校地は広く緑豊かな環境です。ウェストチェスターって、日本人も多く住む治安も悪くないエリアですが、何にもないところですからね。未開発の土地が広がる中に、ポツンポツンとホテルやゴルフ場、大学やレストランなどが点在しています。マンハッタンからそう遠くないエリアに未開の地が広がるのって日本人にはイメージしづらいですね。グーグルアースでごらんください。全体的に緑色!です。

 学校については様々な情報をネットで見かけますが、私自身が直接得た情報はありません。知人のお子さんが進学したくらいなもので。帰国してからの慶應大学が保証されているというのが最大のメリットだと思います。

(2)日本の教育制度に戻る場合

 日本とアメリカの教育制度は大きく異なります。
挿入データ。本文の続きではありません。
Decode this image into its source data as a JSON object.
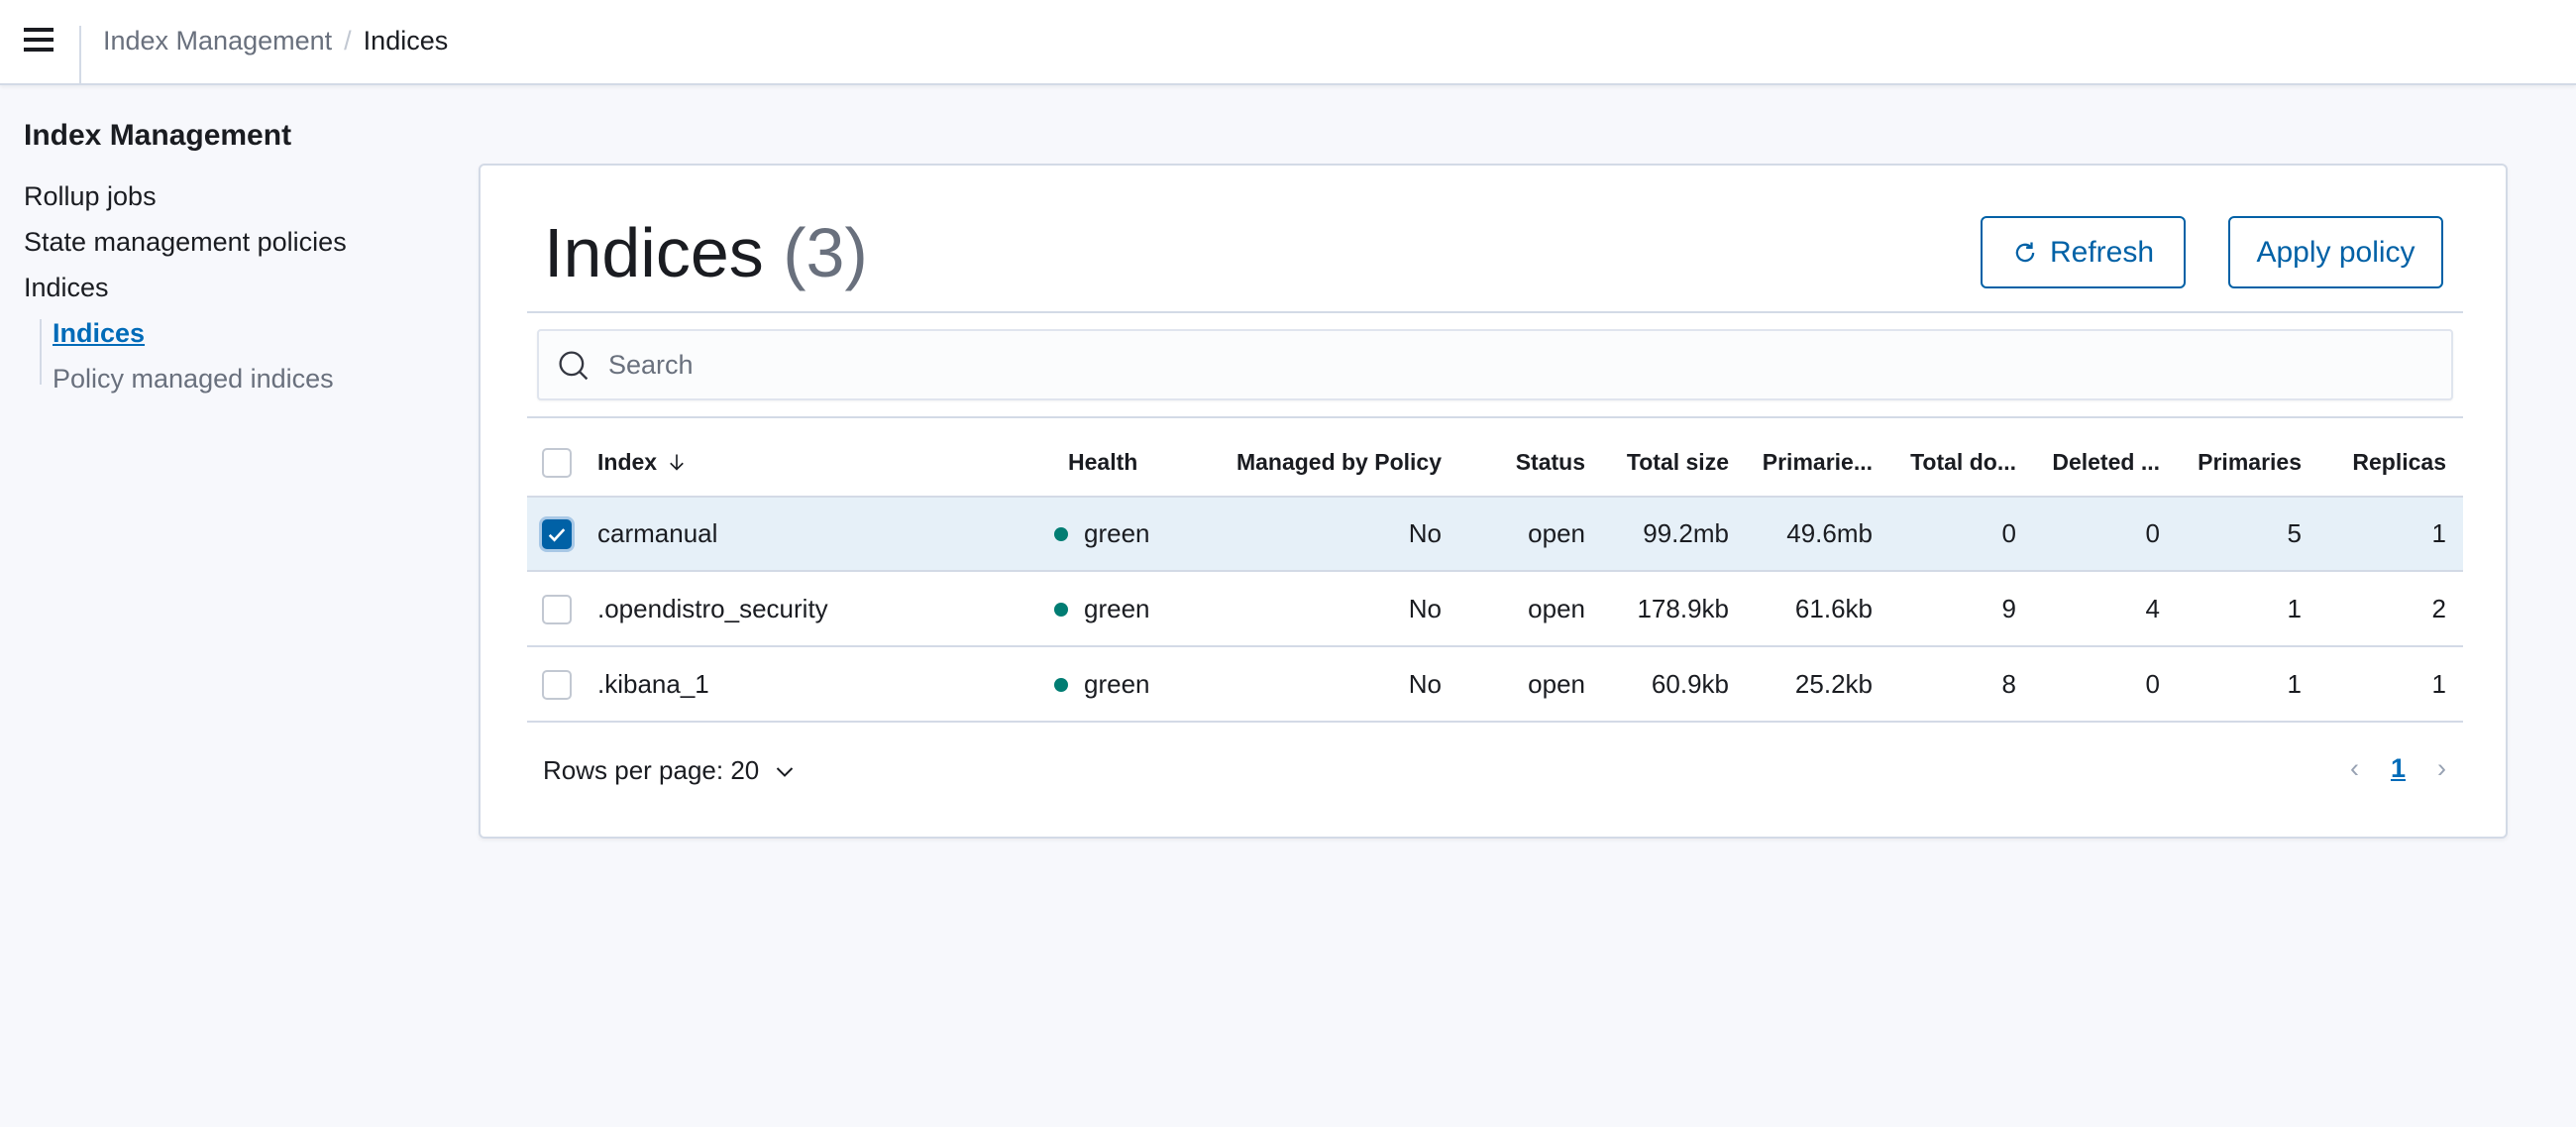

制度というより、教育内容・教育目標・コンセプトが大きく異なるのです。違う方向へ向かう線路を走るスピードも異なる別の列車に途中から飛び移るイメージでしょうか。一番子ども本人に負荷のかかる茨の道です。しかし、最も多いパターンです。

 A:大学から日本に戻る

 帰国生入試による大学受験のほうが入りやすいとは未だに言われることですが、少しずつその優位性は減っています。人気大学ほど入りにくくなっているといえるでしょう。考えてみれば単純な話です。大学にとって「英語以外の学力が不安」な生徒を受け入れるメリットは何かと考えればわかりますね。帰国生が優位な大学・学部のみを受験するのか、それとも入りたい大学・学部があらかじめ決まっていて受験するのか、それによって対応は大きく異なります。

 B:高校から日本に戻る

 私立高校入試の枠は大きく減ってきたとはいえ、帰国生を優遇する高校はまだあります。現地日本人学校の校長の推薦書・学力証明とzoomによる面接だけで合格が決まる学校もあります。高校にとってみれば、高い英語力とコミュニケーション能力に期待しているのですね。さらに高校の生徒の多様性を重視しているということだと思います。しかしこちらも帰国生入試を実施している高校に絞ると選択肢は限られます。偏差値を度外視した受験パターンとなる場合を多くみかけますね。

 C:中学から日本に戻る

 帰国生入試を実施している中学は多数あります。一般入試もできます。本稿ではこれについて詳しく説明する予定でしたが、だいぶ長くなりそうなので、稿をあらためて詳述したいと思います。